A student has asked me to write about how I let go of anger and resentment in relation to the holy relationship I experienced when I first became a student. She wants to know the process I went through to get over the anger and resentment I felt over E leaving my life and over my losing the special relationship as it was replaced by the holy relationship.

The ego's plan is to have you see error clearly first, and then overlook it. Yet how can you overlook what you have made real? By seeing it clearly, you have made it real and cannot overlook it. (T-9.IV.4)

When you focus on a grievance it is very real to you. Your looking at it at all indicates you think it is significant. If you try to pretend you do not think so just because a book tells you it is an illusion, you are practicing denial, not forgiveness. The only choice of “forgiveness” you are left with is the ego’s “forgiveness”, what A Course in Miracles calls “forgiveness-to-destroy”: Condescension (I’m better than you), martyrdom (I deserve this), false humility (you’re better than me) or emotional blackmail (you must meet my demands, then I will let this go).

You hold on to grievances – past, present, toward you, toward others -- because they validate your ego-identity. The particular form of the grievance doesn’t matter; its message is always that the ego is real. Grievances help to define your specialness, your separateness. They help define your individual personality from “other” personalities. As long as you identify with ego you will have grievances because the ego is insecure and feels under constant attack and in need of defense. The ego always sees its "self" as a victim, misused and misunderstood by the world, and so it pouts and feels sorry for itself and rages against its attackers.

Reason will tell you that the only way to escape from misery is to recognize it and go the other way. (T-22.II.4)

For years I tried to forgive people or situations, or my own behaviors or attitudes that I didn’t like, by looking right at them and trying to see they weren’t real. I would dig around in my own mind for my own motives for projecting, for holding on, for my own guilt and fears. And I found them. I got really good at identifying ego and understanding how it works. This was important, because I needed to know this to sort out what is ego and what is the Holy Spirit. But understanding how the ego works did not bring forgiveness. Finally, I just stopped trying to forgive because I seemed to only be able to “forgive” the ego’s way. I looked away from my grievances and developed my relationship with the Holy Spirit. I eventually started practicing the
Four Habits For Inner Peace. As I did so, I was more easily able to detach from ego, whether it seemed to be in me or in others. In time, when something would remind me of old grievances, I’d find they were gone. I had stumbled upon forgiveness simply by “going the other way” – away from ego-identification and toward Holy Spirit-identification!
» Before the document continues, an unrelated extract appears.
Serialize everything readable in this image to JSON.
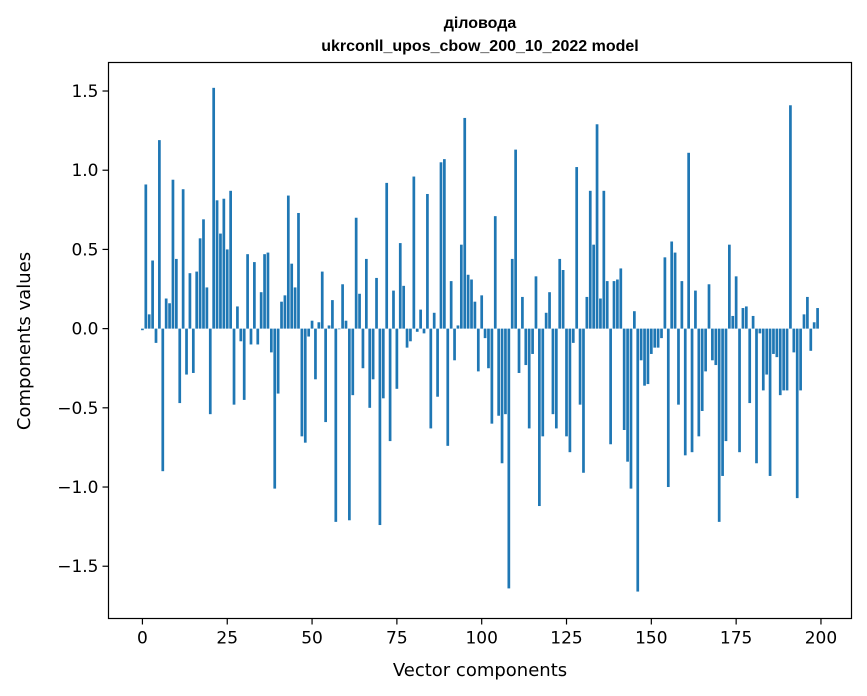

What I feel toward E now is gratitude for the part she played in making me aware that the Holy Spirit is always with me. This is what I learned when she left and I found I could still experience Oneness just by thinking about her. Obviously, the Oneness didn’t come from her; it was always within me. I felt this from the beginning, but it did take time for me to accept it because I still thought the special relationship had something of value to offer me. But as I allowed myself to feel the Presence of the Holy Spirit more and more, even the special relationship fell away. What could it offer me when I already had the only relationship I need? True forgiveness recognizes that only God is real.